All through childhood and adolescence, my parents were, each in their own way, abusive people; they had a limited and bigoted worldview, frozen mentally somewhere between the World Wars, not realizing theirs was not the only way the world works. My father was racially prejudiced, often spouting the N word, and also insulting Italians and Poles—I won’t use the words he used. My mother was religiously prejudiced, always saying something insulting about Catholic and Jewish religious holidays and rituals; she even said that the Pope plotted to take over the country, and John and Bobby Kennedy were his advance men.
I could rarely if ever get a kind word out of them; they always found some stupid thing or another to complain about. Nothing I did pleased them, and, just like the kids in schools teased and harassed me, my own parents often made fun of me when I said something serious or intelligent; to them, I was to remain a little kid, to be seen and not heard, no know my (inferior) place—to be a nothing.
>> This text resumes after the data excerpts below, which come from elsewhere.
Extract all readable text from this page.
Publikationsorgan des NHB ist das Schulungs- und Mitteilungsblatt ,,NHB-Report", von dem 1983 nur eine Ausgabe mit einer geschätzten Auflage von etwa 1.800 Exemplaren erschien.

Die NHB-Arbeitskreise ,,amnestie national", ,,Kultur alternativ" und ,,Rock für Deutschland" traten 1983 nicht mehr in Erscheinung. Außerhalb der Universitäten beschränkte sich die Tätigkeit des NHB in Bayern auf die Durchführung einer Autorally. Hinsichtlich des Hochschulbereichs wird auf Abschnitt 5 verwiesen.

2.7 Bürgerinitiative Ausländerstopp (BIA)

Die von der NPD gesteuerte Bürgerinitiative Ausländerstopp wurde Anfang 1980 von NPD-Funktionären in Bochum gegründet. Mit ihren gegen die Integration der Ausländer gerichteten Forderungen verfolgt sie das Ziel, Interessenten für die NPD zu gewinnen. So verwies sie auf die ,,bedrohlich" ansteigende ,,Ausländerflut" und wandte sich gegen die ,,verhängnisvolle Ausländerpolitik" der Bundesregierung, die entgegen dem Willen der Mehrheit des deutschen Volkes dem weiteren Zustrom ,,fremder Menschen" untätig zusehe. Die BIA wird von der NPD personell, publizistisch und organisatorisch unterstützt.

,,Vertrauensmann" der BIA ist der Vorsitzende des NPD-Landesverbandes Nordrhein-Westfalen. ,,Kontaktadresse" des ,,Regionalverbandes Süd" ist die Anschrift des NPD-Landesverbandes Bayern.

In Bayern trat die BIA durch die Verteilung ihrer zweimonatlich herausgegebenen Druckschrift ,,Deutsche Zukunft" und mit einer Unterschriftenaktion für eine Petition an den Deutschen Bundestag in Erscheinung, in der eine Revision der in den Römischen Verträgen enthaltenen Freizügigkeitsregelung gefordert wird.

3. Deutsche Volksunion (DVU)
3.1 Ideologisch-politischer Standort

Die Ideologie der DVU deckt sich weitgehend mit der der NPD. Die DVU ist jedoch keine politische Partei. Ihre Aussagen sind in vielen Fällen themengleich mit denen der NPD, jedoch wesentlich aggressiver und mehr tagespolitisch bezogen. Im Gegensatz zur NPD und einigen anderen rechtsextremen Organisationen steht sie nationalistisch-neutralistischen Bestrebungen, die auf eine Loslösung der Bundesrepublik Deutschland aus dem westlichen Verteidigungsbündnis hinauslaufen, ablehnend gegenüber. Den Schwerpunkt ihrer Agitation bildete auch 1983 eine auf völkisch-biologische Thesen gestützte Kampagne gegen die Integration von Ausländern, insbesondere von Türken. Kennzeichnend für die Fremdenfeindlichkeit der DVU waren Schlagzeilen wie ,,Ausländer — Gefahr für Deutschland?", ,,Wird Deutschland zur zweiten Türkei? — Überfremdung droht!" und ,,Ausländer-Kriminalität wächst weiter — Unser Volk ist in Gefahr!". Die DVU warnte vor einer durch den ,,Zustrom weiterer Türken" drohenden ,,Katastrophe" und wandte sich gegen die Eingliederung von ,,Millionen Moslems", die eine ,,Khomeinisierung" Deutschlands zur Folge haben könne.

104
For three years, from 1969 through 1971, my parents didn’t speak to each other, except to yell at each other. My mother had some sort of nervous breakdown, and she often acted strangely—laughing and crying for no reason, complaining of hidden microphones in the walls, sitting in the bathroom for hours and not coming out (while I needed to pee!), talking about running away with someone else.
In this time, my father’s favorite topic was waiting to “pack his bags, take off, run away, not come back,” and take me with him on the road to—in the first year, it was Florida, then after that California and other locations. Each week he would badger me in to joining him on the road to nowhere. He was delusional; where would he find a place to live, and to work? What about my education? It had no reality to it.
For each of them, I wasn’t there, even when I was in the room; I was to stay out of their argument, except when I served their purpose, to convey messages between them, and to use as a tool in their argument; she would demand he purchase clothing for me, and he would gripe and complain about having to do so, and I would feel it was my fault somehow. If he wanted me to join him, she would demand I stay with her. Even when things got better between them, they acted like my interests weren’t important, like I wasn’t even in the room, or else they didn’t care.
NOW? After 40+ years living in the city of Philadelphia, I have several loving families: my union brothers and sisters, my coworkers at my job, my synagogue, my writing and poetry colleagues, and the people at the diner and the bars I frequent. They worry about me, talk to me, correct me when I get off course, and support me, and congratulate me in all my achievements. That to me is the real definition of a “family”—the people who have your back.